Rotary evaporators which are also known as “rotavaps” are used for removing solvents from a reaction mixture and can typically handle volumes up to 3 liters.
Roto-evaporation involves a flask that is mechanically rotated under vacuum. It is the action of rotation that speeds up the evaporation rate as the surface area increases. The vacuum is used for lowering the solvent’s boiling point, and to help separate the solvents from the desired compound.
They are commonly found in laboratories and allow these tasks to be carried out efficiently and effectively. The standard rotary evaporator is a piece of equipment that features a specialized water bath that is either heated in a crystallization dish or metal containers.
This water bath stops the solvents from freezing over the process of evaporation. The solvents are removed from the reaction mixture under vacuum. The solvent is then stored inside the condenser where it is later collected for disposal or reuse. Many of the laboratories use a basic water-aspirator vacuum with their rotary evaporators, which means the rotavaps are not suitable for water or air-sensitive materials.
In laboratories, a vacuum line, a membrane-pump or a circulation-bath are utilized as the primary source for this vacuum. A vacuum is typically applied to these setups as the solvents boiling points are usually much lower.
Since the flask rotates during the process of evaporation, it increases the surface area which speeds up the evaporation rates. The solvents are then collected inside the flask where they are disposed of in the correct manner.
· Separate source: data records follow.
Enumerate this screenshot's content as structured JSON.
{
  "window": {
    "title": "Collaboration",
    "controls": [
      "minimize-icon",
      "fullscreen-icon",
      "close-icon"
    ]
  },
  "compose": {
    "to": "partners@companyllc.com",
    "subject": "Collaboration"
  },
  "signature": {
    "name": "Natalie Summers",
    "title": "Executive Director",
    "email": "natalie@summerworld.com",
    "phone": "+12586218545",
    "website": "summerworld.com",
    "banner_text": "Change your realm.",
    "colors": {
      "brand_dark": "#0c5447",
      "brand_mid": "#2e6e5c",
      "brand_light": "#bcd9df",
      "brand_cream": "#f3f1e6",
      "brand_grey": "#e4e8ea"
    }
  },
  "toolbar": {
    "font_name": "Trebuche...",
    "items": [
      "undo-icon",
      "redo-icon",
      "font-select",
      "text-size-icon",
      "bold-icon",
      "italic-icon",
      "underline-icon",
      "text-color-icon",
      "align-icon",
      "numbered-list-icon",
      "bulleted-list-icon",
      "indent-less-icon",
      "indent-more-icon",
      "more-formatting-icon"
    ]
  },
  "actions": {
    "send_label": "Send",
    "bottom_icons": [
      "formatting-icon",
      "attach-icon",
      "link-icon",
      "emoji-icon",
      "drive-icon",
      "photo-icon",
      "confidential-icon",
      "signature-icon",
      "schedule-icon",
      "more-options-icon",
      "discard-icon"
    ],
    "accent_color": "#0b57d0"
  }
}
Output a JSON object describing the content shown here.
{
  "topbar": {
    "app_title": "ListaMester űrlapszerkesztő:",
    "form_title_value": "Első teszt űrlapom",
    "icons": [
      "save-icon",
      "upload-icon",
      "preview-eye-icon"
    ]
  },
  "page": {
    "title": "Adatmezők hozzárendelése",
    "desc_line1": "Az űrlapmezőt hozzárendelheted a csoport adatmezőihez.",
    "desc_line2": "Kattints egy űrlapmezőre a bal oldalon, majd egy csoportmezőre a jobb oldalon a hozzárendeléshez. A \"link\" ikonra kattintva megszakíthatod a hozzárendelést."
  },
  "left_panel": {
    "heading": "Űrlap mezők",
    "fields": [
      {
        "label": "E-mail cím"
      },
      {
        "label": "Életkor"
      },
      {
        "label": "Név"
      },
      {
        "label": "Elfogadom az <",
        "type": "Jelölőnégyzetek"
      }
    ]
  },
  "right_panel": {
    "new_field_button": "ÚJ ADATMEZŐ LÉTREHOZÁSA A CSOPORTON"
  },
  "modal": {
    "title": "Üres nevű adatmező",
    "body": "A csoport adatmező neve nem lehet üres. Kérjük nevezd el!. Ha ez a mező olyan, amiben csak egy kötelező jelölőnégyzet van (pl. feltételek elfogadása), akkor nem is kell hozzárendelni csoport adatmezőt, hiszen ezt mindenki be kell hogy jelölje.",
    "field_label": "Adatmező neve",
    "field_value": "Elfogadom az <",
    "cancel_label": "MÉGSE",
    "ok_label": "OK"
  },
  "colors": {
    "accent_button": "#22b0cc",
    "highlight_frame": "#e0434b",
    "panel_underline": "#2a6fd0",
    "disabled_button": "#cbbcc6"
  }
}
This method also helps to stop the targeted compound from overheating, for example, oxidation as much lower temperatures will be used in these processes.
Here is a list of the general rules for using rotary evaporators:
- The collection flask for the solvents must be properly emptied before use to avoid accidentally combining chemicals that are incompatible.
- The flask that contains a solution will be positioned on the rotavap. The bump trap performs the function of preventing the solution from spilling over and getting inside the condenser which would result in contamination.
- A Keck or metal clip is used for securing the bump-trap and the flask.
- The motor features a dial that allows the user to control the speed that the flask rotates at. The standard rotary evaporator uses a sparkless induction, variable-speed motor that typically spins at 0-220 rpm. These motors provide constant and high torque.
- To activate the aspirator vacuum, many models come with an on/off control that you turn on or off via a stopcock which is positioned over the condenser. The stopcock is also used at a later stage to vent the overall setup once the solvent has been removed.
- The flask is immersed in warm water by either lowering the flask directly into a water bath or raising the water bath up to the flask. Most of the models feature a handle that comes with a height-locking mechanism that will move the entire assembly (the condenser, motor, and flask) either down or up. In most cases, it is possible to adjust the condenser’s tilt. The temperature of the water bath should always be lower than the solvent’s boiling point. When it comes to common solvents in smaller amounts, the heated bath is usually not needed.
- Once the solvent starts collecting in the condenser it starts to drip down into a receiving flask. Some of the solvents like dichloromethane or diethyl ether are extremely volatile. These volatile solvents will evaporate once they reach the receiving flask where they are later discharged down a drain. To stop this process from occurring, either a dry-ice condenser is used or a cooling-bath at the receiver. In some cases, and added trap that contains liquid nitrogen or dry-ice will be positioned between the condenser and the vacuum. This is very important when membrane pumps are used as the vacuum source.
- As soon as all the solvents have evaporated, or whatever was desired at this stage, the vacuum releases. From here the spinning stops and the flask is lifted away from the water-bath.
- At the end of each process, the flask that receives these solvents must be emptied and the bump trap should be cleaned thoroughly.